Let $G$ be a discontinuous group (this means that it acts discontinuously with finite stabilizers) of homeomorphisms of a simply connected, locally compact metric space $X$. Let $p:X\rightarrow X/G$ be the orbit map. Choose a base point $x_0\in X$ and let $\pi_1(X/G,p(x_0))$ be the fundamental group of $X/G$.
Define $\phi:G\rightarrow \pi_1(X/G,p(x_0))$ as follows - for any $g\in G$ let $\alpha$ be a path from $x_0$ to $g(x_0)$. Send $g$ to the homotopy class of loops $p\circ\alpha$, that is $\langle p\circ\alpha\rangle$. This map is independent of the choice of path as $X$ is simply connected.
I am having trouble proving that it is a group homomorphism.

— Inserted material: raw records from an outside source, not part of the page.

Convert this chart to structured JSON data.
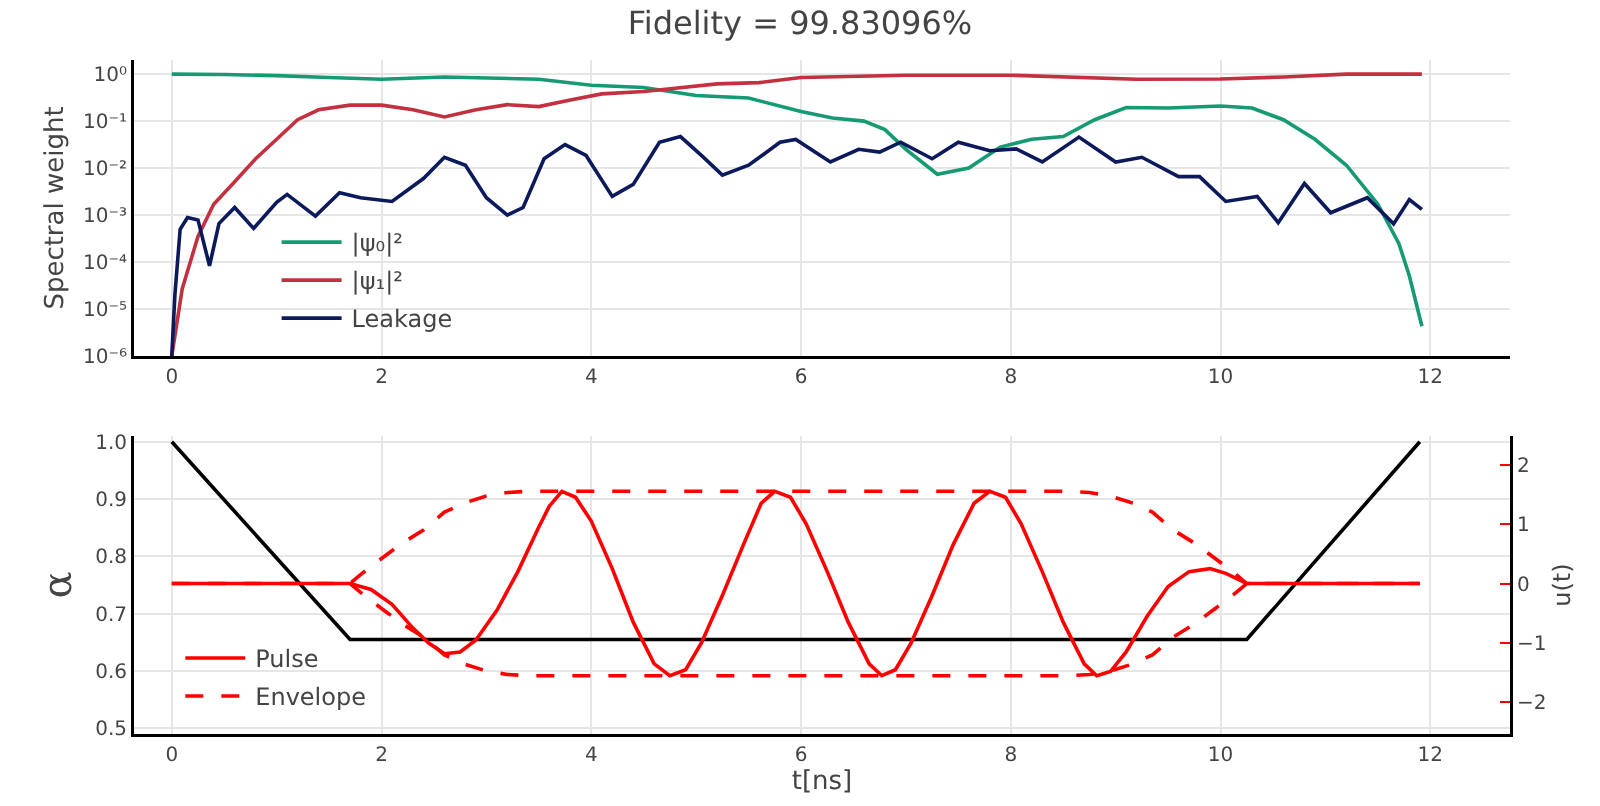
{
  "chart_data": [
    {
      "type": "line",
      "title": "Fidelity = 99.83096%",
      "ylabel": "Spectral weight",
      "log": "y",
      "grid": true,
      "legend": "bottom left",
      "xlim": [
        -0.36,
        12.76
      ],
      "xticks": [
        0,
        2,
        4,
        6,
        8,
        10,
        12
      ],
      "ylim": [
        1e-06,
        2
      ],
      "yticks": [
        {
          "value": 1e-06,
          "label": "10⁻⁶"
        },
        {
          "value": 1e-05,
          "label": "10⁻⁵"
        },
        {
          "value": 0.0001,
          "label": "10⁻⁴"
        },
        {
          "value": 0.001,
          "label": "10⁻³"
        },
        {
          "value": 0.01,
          "label": "10⁻²"
        },
        {
          "value": 0.1,
          "label": "10⁻¹"
        },
        {
          "value": 1,
          "label": "10⁰"
        }
      ],
      "series": [
        {
          "name": "|ψ₀|²",
          "color": "#159a74",
          "x": [
            0,
            0.5,
            1,
            1.5,
            2,
            2.6,
            3.5,
            4,
            4.5,
            5,
            5.5,
            6,
            6.3,
            6.6,
            6.8,
            7,
            7.3,
            7.6,
            7.9,
            8.2,
            8.5,
            8.8,
            9.1,
            9.5,
            10,
            10.3,
            10.6,
            10.9,
            11.2,
            11.5,
            11.7,
            11.8,
            11.92
          ],
          "values": [
            1.0,
            0.98,
            0.93,
            0.85,
            0.78,
            0.87,
            0.78,
            0.58,
            0.52,
            0.35,
            0.31,
            0.16,
            0.117,
            0.1,
            0.066,
            0.025,
            0.0074,
            0.01,
            0.028,
            0.041,
            0.047,
            0.107,
            0.195,
            0.19,
            0.21,
            0.19,
            0.107,
            0.041,
            0.0115,
            0.0017,
            0.00025,
            5.1e-05,
            4.3e-06
          ]
        },
        {
          "name": "|ψ₁|²",
          "color": "#c3303f",
          "x": [
            0,
            0.1,
            0.25,
            0.4,
            0.6,
            0.8,
            1.0,
            1.2,
            1.4,
            1.7,
            2.0,
            2.3,
            2.6,
            2.9,
            3.2,
            3.5,
            3.8,
            4.1,
            4.5,
            4.8,
            5.2,
            5.6,
            6.0,
            7.0,
            8.0,
            9.2,
            10.0,
            10.6,
            11.2,
            11.92
          ],
          "values": [
            1e-06,
            2.7e-05,
            0.00035,
            0.0017,
            0.0051,
            0.0158,
            0.041,
            0.107,
            0.174,
            0.219,
            0.219,
            0.174,
            0.123,
            0.174,
            0.224,
            0.204,
            0.282,
            0.38,
            0.427,
            0.5,
            0.62,
            0.66,
            0.85,
            0.95,
            0.95,
            0.78,
            0.79,
            0.87,
            1.0,
            1.0
          ]
        },
        {
          "name": "Leakage",
          "color": "#0c1a5c",
          "x": [
            0,
            0.03,
            0.08,
            0.15,
            0.25,
            0.36,
            0.45,
            0.6,
            0.78,
            1.0,
            1.1,
            1.37,
            1.6,
            1.8,
            2.1,
            2.4,
            2.6,
            2.8,
            3.0,
            3.2,
            3.35,
            3.55,
            3.75,
            3.95,
            4.2,
            4.4,
            4.65,
            4.85,
            5.05,
            5.25,
            5.5,
            5.8,
            5.95,
            6.28,
            6.55,
            6.75,
            6.95,
            7.25,
            7.5,
            7.8,
            8.05,
            8.3,
            8.65,
            9.0,
            9.25,
            9.6,
            9.8,
            10.05,
            10.35,
            10.55,
            10.8,
            11.05,
            11.4,
            11.65,
            11.8,
            11.92
          ],
          "values": [
            1e-06,
            2e-05,
            0.0005,
            0.00089,
            0.00079,
            8.3e-05,
            0.00066,
            0.00145,
            0.00052,
            0.00186,
            0.00275,
            0.00095,
            0.003,
            0.00234,
            0.00195,
            0.006,
            0.017,
            0.0115,
            0.00234,
            0.001,
            0.00145,
            0.0158,
            0.0316,
            0.0186,
            0.0025,
            0.0045,
            0.0355,
            0.0468,
            0.0186,
            0.0071,
            0.0115,
            0.0355,
            0.0407,
            0.0135,
            0.0251,
            0.0219,
            0.0355,
            0.0158,
            0.0355,
            0.0234,
            0.0257,
            0.0135,
            0.0457,
            0.0135,
            0.017,
            0.0066,
            0.0066,
            0.00195,
            0.0025,
            0.00069,
            0.0047,
            0.00112,
            0.00234,
            0.00065,
            0.00214,
            0.00132
          ]
        }
      ]
    },
    {
      "type": "line",
      "xlabel": "t[ns]",
      "ylabel": "α",
      "y2label": "u(t)",
      "grid": true,
      "legend": "bottom left",
      "xlim": [
        -0.36,
        12.76
      ],
      "xticks": [
        0,
        2,
        4,
        6,
        8,
        10,
        12
      ],
      "ylim": [
        0.49,
        1.01
      ],
      "yticks": [
        0.5,
        0.6,
        0.7,
        0.8,
        0.9,
        {
          "value": 1,
          "label": "1.0"
        }
      ],
      "y2lim": [
        -2.53,
        2.48
      ],
      "y2ticks": [
        {
          "value": -2,
          "label": "−2"
        },
        {
          "value": -1,
          "label": "−1"
        },
        0,
        1,
        2
      ],
      "series": [
        {
          "color": "#000000",
          "axis": "y",
          "x": [
            0,
            1.7,
            10.25,
            11.9
          ],
          "values": [
            1.0,
            0.655,
            0.655,
            1.0
          ]
        },
        {
          "name": "Pulse",
          "color": "#ff0000",
          "axis": "y2",
          "line_style": "solid",
          "x": [
            0,
            1.7,
            1.9,
            2.1,
            2.3,
            2.45,
            2.6,
            2.75,
            2.9,
            3.1,
            3.3,
            3.5,
            3.6,
            3.72,
            3.85,
            4.0,
            4.2,
            4.4,
            4.6,
            4.75,
            4.9,
            5.05,
            5.25,
            5.45,
            5.62,
            5.75,
            5.9,
            6.05,
            6.25,
            6.45,
            6.65,
            6.77,
            6.9,
            7.05,
            7.25,
            7.45,
            7.65,
            7.8,
            7.95,
            8.1,
            8.3,
            8.5,
            8.7,
            8.82,
            8.95,
            9.1,
            9.3,
            9.5,
            9.7,
            9.9,
            10.05,
            10.25,
            11.9
          ],
          "values": [
            0,
            0,
            -0.1,
            -0.35,
            -0.75,
            -1.0,
            -1.18,
            -1.15,
            -0.95,
            -0.45,
            0.2,
            0.95,
            1.3,
            1.55,
            1.45,
            1.05,
            0.25,
            -0.65,
            -1.35,
            -1.55,
            -1.45,
            -1.0,
            -0.2,
            0.65,
            1.35,
            1.55,
            1.45,
            1.0,
            0.2,
            -0.65,
            -1.35,
            -1.55,
            -1.45,
            -1.0,
            -0.2,
            0.65,
            1.35,
            1.55,
            1.45,
            1.0,
            0.2,
            -0.65,
            -1.35,
            -1.55,
            -1.48,
            -1.15,
            -0.55,
            -0.05,
            0.2,
            0.25,
            0.17,
            0,
            0
          ]
        },
        {
          "name": "Envelope",
          "color": "#ff0000",
          "axis": "y2",
          "line_style": "dashed",
          "x": [
            0,
            1.7,
            1.8,
            2.0,
            2.2,
            2.4,
            2.6,
            2.8,
            3.0,
            3.2,
            3.4,
            8.55,
            8.75,
            8.95,
            9.15,
            9.35,
            9.55,
            9.75,
            9.95,
            10.15,
            10.25,
            11.9,
            10.25,
            10.15,
            9.95,
            9.75,
            9.55,
            9.35,
            9.15,
            8.95,
            8.75,
            8.55,
            3.4,
            3.2,
            3.0,
            2.8,
            2.6,
            2.4,
            2.2,
            2.0,
            1.8,
            1.7
          ],
          "values": [
            0,
            0,
            0.15,
            0.42,
            0.68,
            0.9,
            1.2,
            1.36,
            1.47,
            1.53,
            1.55,
            1.55,
            1.53,
            1.47,
            1.36,
            1.2,
            0.9,
            0.68,
            0.42,
            0.15,
            0,
            0,
            0,
            -0.15,
            -0.42,
            -0.68,
            -0.9,
            -1.2,
            -1.36,
            -1.47,
            -1.53,
            -1.55,
            -1.55,
            -1.53,
            -1.47,
            -1.36,
            -1.2,
            -0.9,
            -0.68,
            -0.42,
            -0.15,
            0
          ]
        }
      ]
    }
  ]
}
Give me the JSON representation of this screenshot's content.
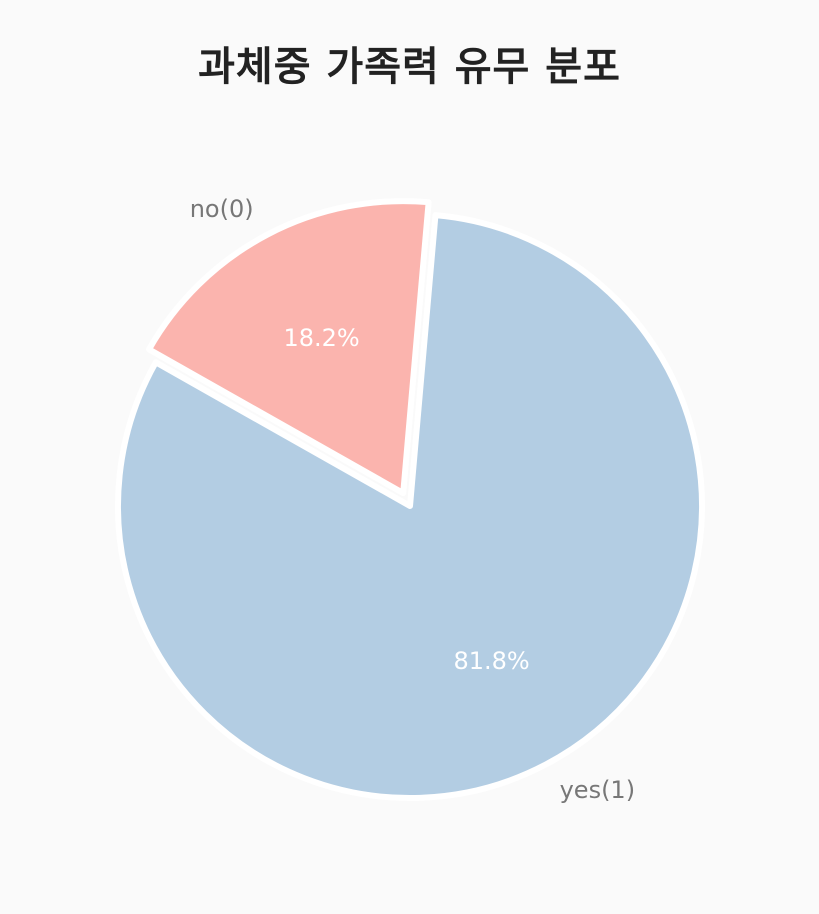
{
  "chart_data": {
    "type": "pie",
    "title": "과체중 가족력 유무 분포",
    "slices": [
      {
        "label": "no(0)",
        "value": 18.2,
        "pct_label": "18.2%",
        "color": "#fbb4ae"
      },
      {
        "label": "yes(1)",
        "value": 81.8,
        "pct_label": "81.8%",
        "color": "#b3cde3"
      }
    ],
    "explode": [
      0.05,
      0
    ],
    "legend": "none"
  }
}
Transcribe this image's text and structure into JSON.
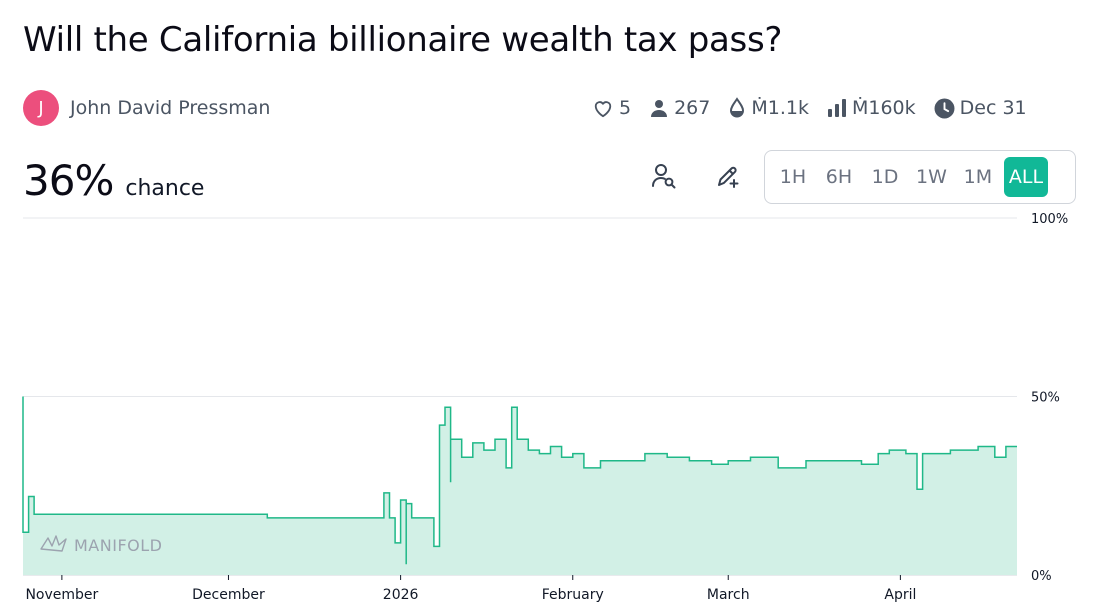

If $g_1,g_2\in G$ then let $\gamma_1$ be a path from $x_0$ to $g_1(x_0)$ and $\gamma_2$ be a path from $x_0$ to $g_2(x_0)$ then $\gamma_1*g_1\circ\gamma_2$ is a path from $x_0$ to $g_1\circ g_2(x_0)$. So ,$$\phi(g_1\circ g_2)=\langle p \circ (\gamma_1*g_1\circ\gamma_2)\rangle=\langle (p \circ \gamma_1)*(p\circ g_1\circ\gamma_2)\rangle$$
But I am not sure where to go from here. The next step should be to say this is equal to $ \langle p\circ\gamma_1\rangle\langle p\circ\gamma_2\rangle$. Now obviously $g_1\circ\gamma_2$ is homotopic to $\gamma_2$ and both project to loops based at $p(x_0)$. I know that these loops are homotopic in $X/G$ however why are they path homotopic?
Thanks!
They are not only path homotopic, they are the same curve as $p\circ g_1 = p$ by definition of $X/G$. So $$p\circ g_1\circ\gamma_2 = p\circ\gamma_2 = \phi(g_2).$$